LA SIMPLIFICACIÓN ENTRE BUENOS Y MALOS

 



    Cuando era niño tuve la oportunidad de disfrutar de muchas de las películas que proyectaban en los dos cines que entonces había en el barrio del Calvario. En los años setenta estaban abiertos en la ciudad de Vigo -que no llegaba a los 200.000 habitantes- más de veinte cines. Hoy ya no queda ninguno de aquellos antiguos templos generadores de sueños e ilusiones. Hasta los más importantes han sido aniquilados, como otras tantas cosas históricas que formaban parte de lo que un día fue una bella ciudad emplazada en un lugar idílico. Parece ser, en vista de lo acontecido en los últimos cuarenta años en Vigo, que el progreso implica arrasar con todo aquello que contenga parte de la esencia del pasado; en lugar de transformar o adaptar los lugares con historia para que permanezcan en el tiempo como testimonio de lo que fue.
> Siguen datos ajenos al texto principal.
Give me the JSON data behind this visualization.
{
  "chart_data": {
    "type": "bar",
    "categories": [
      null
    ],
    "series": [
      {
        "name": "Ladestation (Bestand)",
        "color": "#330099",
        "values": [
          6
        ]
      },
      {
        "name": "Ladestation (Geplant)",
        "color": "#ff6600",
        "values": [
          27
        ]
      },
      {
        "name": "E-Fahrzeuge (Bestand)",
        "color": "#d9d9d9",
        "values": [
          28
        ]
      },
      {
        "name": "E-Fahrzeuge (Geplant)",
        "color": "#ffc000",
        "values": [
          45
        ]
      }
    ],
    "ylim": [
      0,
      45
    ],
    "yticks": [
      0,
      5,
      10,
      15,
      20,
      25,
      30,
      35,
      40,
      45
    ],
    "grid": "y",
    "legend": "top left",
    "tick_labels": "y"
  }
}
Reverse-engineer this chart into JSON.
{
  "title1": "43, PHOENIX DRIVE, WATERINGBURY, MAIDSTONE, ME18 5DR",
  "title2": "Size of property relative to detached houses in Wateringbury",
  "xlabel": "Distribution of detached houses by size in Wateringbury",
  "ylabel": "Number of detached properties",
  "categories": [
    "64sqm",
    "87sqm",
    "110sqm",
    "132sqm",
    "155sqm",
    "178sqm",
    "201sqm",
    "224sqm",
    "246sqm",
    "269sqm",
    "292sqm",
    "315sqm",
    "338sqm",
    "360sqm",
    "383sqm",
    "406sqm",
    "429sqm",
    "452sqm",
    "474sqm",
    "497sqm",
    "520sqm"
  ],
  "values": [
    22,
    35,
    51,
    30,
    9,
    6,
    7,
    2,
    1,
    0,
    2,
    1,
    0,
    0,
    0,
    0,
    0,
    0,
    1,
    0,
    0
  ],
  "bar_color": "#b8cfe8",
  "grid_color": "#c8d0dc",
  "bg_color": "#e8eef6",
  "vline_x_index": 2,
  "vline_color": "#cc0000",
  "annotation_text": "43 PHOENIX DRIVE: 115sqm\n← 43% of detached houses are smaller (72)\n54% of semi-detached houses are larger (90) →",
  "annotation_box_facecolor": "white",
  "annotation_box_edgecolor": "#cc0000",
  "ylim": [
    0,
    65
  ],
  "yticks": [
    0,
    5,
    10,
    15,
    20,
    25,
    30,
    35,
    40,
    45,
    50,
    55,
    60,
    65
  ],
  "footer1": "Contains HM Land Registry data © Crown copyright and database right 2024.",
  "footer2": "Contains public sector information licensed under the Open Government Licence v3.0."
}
Y en el caso de Vigo, además, progreso ha significado cerrar el mar lo máximo posible a la visión y el disfrute de los habitantes de la ciudad.

    Hablaba de aquellos programas dobles de sesión continua, en los que podía ver películas de todo tipo. “Una de risa”, es decir, una comedia; “una del vaqueros”, es decir, un western; “una de miedo”, es decir, una de terror; “una de policías”, es decir, una de cine negro; de artes marciales, musicales, etc. Y en ese batiburrillo de imágenes, palabras y músicas, se mecieron mis sueños y se abrieron horizontes impensables fuera de la rutina del barrio; rutina por otro lado maravillosa, en la que los niños pasábamos el tiempo en las calles, muchas sin asfaltar, saltando muros, metiéndonos en casas siniestras y batallando a terronazo limpio. Vamos, que, “el más tirillas” de la pandilla, sería un niño asilvestrado y correoso comparado con la mayoría de los niños de ciudad de las generaciones posteriores. En la infancia, mi valoración de cada película que veía se reducía simplemente a: si me gustaba mucho, me gustaba o simplemente me aburría. Aunque después, al correr del tiempo, volviendo a ver muchas de aquellas películas, descubrí que algunas eran obras maestras, otras eran buenas películas y las había también muy malas; este último orden no siempre coincidía con el anterior, relativo a mi percepción de infancia. Era norma general, sobre todo en los westerns, que dentro de los personajes principales estuviese el “chico de la película”, “la chica” y “el malo”. Y, generalmente, cuanto peores era las películas, más definidos estaban estos estereotipos de personajes. Pasados los años entendí, que ni el malo era tan malo, ni el bueno era tan bueno; sino que cada uno tenía sus motivaciones y, todo aquello que, en un principio, se reducía a buenos y malos, había adquirido muchos matices en mi forma de verlo. Unos sutiles detalles que, de niño no podía advertir; dados mis pocos conocimientos intelectuales y, sobre todo, vivenciales.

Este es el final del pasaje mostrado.